JZ

Chapter 1-6: Key Vocabulary in Normal Distribution, Sampling, and Inference

Context and class setup

  • Overall tone: today’s class is intentionally less flashy—aimed at building foundational ideas in a dry but important area. If the pace feels slow, trust that future topics will build on this and feel more engaging.

Core idea: normal distribution and the role of z-scores

  • Normal distribution is central because many statistics rely on normal probabilities for inference.

  • Instead of focusing on the probability of a single value, we work with probabilities related to distributions (e.g., ranges, percentiles).

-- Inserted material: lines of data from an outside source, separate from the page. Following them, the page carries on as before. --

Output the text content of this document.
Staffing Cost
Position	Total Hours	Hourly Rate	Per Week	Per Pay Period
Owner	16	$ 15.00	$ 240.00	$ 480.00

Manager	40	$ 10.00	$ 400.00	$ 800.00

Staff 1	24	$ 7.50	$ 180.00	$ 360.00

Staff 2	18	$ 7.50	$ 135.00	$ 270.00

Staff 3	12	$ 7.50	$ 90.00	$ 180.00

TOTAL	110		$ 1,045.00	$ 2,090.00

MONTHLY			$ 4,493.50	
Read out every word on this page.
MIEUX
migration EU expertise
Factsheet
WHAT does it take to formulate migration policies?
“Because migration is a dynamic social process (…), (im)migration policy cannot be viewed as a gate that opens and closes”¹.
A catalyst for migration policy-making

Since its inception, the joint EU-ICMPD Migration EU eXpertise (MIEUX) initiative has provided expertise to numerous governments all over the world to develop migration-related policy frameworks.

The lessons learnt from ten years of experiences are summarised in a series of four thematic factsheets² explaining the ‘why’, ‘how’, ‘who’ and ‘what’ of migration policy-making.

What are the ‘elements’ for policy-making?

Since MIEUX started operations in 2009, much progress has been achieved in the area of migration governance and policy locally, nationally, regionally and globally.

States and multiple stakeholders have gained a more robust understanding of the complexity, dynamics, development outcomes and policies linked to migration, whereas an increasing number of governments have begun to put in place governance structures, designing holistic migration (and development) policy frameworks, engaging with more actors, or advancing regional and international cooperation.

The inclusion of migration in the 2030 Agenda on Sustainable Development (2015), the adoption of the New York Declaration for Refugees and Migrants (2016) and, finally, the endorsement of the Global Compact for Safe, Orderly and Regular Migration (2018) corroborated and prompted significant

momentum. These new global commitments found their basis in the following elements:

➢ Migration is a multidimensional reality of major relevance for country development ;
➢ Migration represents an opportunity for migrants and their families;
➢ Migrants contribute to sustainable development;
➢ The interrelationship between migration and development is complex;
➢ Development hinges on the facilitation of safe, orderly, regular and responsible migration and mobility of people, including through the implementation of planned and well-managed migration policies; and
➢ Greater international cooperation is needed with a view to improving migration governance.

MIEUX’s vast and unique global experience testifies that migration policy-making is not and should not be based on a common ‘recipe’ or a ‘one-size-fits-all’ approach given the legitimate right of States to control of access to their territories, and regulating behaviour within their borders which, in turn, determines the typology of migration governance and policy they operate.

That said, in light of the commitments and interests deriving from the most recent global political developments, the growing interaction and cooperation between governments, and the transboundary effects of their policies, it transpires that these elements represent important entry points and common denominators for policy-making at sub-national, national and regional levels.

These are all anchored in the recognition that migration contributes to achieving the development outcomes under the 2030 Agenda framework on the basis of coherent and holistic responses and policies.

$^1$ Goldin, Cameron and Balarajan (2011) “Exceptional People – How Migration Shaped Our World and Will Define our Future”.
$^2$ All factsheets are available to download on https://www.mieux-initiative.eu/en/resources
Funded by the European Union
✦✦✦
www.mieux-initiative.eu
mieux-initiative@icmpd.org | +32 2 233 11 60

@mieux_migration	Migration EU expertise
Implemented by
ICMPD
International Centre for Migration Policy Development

  • Z-scores provide a standardized way to compare any normal distribution to the standard normal distribution (mean 0, standard deviation 1).

  • Key properties of a z-score:

    • Sign of z indicates whether the raw score is above or below the mean.

    • Magnitude of z indicates how far the score is from the mean in standard deviation units.

  • Z-score formula (for a raw score X from a population with mean μ and standard deviation σ):
    z = \frac{X - \mu}{\sigma}

  • Once you have a z-score, you can determine probabilities from the standard normal distribution, or find the raw score corresponding to a given probability (quantiles).

Transforming raw scores to z-scores and back

  • Example setup: measure a variable (e.g., height or annual income) for a group.

  • A raw score example: Tony’s annual income (X). You can convert X to a z-score to compare against the population distribution:

    • If μ is the population mean and σ is the population standard deviation, then z = (X - \mu) / \sigma.

  • Interpretability of z-scores:

    • Positive z → above the mean; negative z → below the mean.

    • The magnitude |z| tells how many standard deviations away from the mean the value is.

  • Practical aspect: z-scores enable you to turn a normal distribution into a common scale for probability calculations and for comparing different variables.

Two main directions in probability and inference

  • From value to probability (cumulative): given X (or a z-score), find P(X ≤ x) or P(Z ≤ z).

  • From probability to value (quantiles): given a probability p, find the corresponding X (or z) such that P(X ≤ x) = p.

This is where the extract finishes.